Published online by Cambridge University Press: 05 June 2012
INTRODUCTION
To have accepted the invitation to write a chapter with this title is to accept a poisoned chalice. The poison is in the word “simple.” “Apparently simple” will be the otherwise unspoken assumption of the rest of this chapter. What will be presented as simple are those tasks the researchers thought were directly or indirectly assessing a single, basic limitation in the processing of information. Therefore, consigned to “complexity” are those experimental psychology tasks from which information processing parameters may be distilled.

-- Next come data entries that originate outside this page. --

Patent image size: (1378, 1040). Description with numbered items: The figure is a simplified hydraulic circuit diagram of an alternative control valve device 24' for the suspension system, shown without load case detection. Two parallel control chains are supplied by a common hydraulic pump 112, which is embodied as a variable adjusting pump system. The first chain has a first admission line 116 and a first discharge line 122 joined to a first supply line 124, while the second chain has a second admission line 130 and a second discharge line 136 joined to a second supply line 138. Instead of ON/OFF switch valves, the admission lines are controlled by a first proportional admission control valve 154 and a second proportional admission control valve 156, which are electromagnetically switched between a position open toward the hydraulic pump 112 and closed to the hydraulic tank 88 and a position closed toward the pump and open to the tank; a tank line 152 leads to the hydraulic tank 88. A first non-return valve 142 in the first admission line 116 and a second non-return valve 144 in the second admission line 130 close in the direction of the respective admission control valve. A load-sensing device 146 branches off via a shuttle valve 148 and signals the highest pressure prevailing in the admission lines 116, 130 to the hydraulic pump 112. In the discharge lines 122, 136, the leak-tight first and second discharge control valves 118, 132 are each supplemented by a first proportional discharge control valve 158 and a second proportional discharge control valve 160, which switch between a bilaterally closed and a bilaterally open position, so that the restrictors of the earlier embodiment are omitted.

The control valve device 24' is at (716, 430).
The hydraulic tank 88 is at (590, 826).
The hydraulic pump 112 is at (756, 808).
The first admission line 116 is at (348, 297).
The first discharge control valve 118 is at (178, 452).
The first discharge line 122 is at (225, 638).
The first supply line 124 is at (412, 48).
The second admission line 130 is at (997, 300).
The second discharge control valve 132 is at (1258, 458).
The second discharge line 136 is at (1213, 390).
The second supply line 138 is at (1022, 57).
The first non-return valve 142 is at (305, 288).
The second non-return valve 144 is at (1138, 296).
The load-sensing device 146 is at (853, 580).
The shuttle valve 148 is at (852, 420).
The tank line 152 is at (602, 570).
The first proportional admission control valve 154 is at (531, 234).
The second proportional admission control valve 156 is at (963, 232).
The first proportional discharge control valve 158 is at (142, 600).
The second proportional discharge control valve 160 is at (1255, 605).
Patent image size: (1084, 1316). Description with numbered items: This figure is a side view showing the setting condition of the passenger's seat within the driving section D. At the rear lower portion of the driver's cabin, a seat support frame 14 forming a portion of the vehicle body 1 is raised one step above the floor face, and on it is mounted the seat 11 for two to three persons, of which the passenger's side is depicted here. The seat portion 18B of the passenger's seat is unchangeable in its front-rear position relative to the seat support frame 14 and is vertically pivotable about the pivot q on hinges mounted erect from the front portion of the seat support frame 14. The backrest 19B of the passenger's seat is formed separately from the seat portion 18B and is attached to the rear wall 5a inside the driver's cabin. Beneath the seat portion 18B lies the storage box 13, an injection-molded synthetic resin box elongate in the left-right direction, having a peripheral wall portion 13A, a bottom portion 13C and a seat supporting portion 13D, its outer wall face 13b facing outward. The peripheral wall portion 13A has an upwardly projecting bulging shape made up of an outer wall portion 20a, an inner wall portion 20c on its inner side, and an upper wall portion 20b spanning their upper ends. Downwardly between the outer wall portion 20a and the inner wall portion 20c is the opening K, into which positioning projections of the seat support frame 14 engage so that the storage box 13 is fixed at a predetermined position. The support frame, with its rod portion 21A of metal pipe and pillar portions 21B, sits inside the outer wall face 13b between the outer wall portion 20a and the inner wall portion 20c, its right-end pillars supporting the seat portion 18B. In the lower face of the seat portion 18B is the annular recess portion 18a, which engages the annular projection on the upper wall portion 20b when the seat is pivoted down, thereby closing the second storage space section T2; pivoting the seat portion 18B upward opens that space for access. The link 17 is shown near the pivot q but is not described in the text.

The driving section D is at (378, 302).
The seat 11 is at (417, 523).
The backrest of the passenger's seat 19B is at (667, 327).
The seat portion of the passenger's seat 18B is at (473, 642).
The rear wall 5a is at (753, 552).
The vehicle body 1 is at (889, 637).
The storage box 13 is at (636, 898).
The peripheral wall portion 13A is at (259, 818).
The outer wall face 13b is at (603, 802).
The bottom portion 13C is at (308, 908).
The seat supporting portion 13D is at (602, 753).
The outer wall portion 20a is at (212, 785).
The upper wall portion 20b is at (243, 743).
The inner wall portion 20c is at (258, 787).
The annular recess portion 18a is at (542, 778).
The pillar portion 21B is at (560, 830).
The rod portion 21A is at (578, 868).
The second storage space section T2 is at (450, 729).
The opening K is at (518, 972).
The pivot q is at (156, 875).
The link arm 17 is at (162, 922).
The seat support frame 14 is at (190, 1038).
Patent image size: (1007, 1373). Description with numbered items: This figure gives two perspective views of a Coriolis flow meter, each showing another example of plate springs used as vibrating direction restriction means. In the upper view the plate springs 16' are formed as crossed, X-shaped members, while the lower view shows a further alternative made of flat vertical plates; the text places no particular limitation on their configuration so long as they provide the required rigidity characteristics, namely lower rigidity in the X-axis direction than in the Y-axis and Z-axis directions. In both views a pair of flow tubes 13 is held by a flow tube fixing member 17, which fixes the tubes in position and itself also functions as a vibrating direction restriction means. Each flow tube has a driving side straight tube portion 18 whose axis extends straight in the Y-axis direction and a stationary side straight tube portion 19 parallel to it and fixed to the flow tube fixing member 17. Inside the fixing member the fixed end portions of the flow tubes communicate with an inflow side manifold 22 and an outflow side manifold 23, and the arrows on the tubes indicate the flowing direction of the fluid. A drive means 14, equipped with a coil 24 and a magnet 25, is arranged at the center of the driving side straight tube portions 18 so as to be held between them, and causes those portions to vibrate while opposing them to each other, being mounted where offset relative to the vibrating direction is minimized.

These include reaction time procedures such as the Hick and Posner tasks, and S. Sternberg's rapid memory scanning task. A review of these tasks and their relevance to “mental speed” concepts of intelligence is available elsewhere (Neubauer, 1997, which also includes R. Sternberg's reaction–time-based studies of the components of analogical and other types of reasoning). For a brief evaluation of this research, see Deary (1997). Thus, the data presented here will not cover most tasks borrowed from experimental-cognitive psychology; a lower level is addressed. Now that what is too complex for inclusion has been indicated, what is considered too simple? Not covered here are those correlates of intelligence that are arguably more biological, such as nerve conduction velocity, brain-evoked potentials, brain anatomy, and functional brain scanning. The association between these indicators of brain integrity and psychometric intelligence is reviewed by Deary & Caryl (1997a) and Vernon (1993).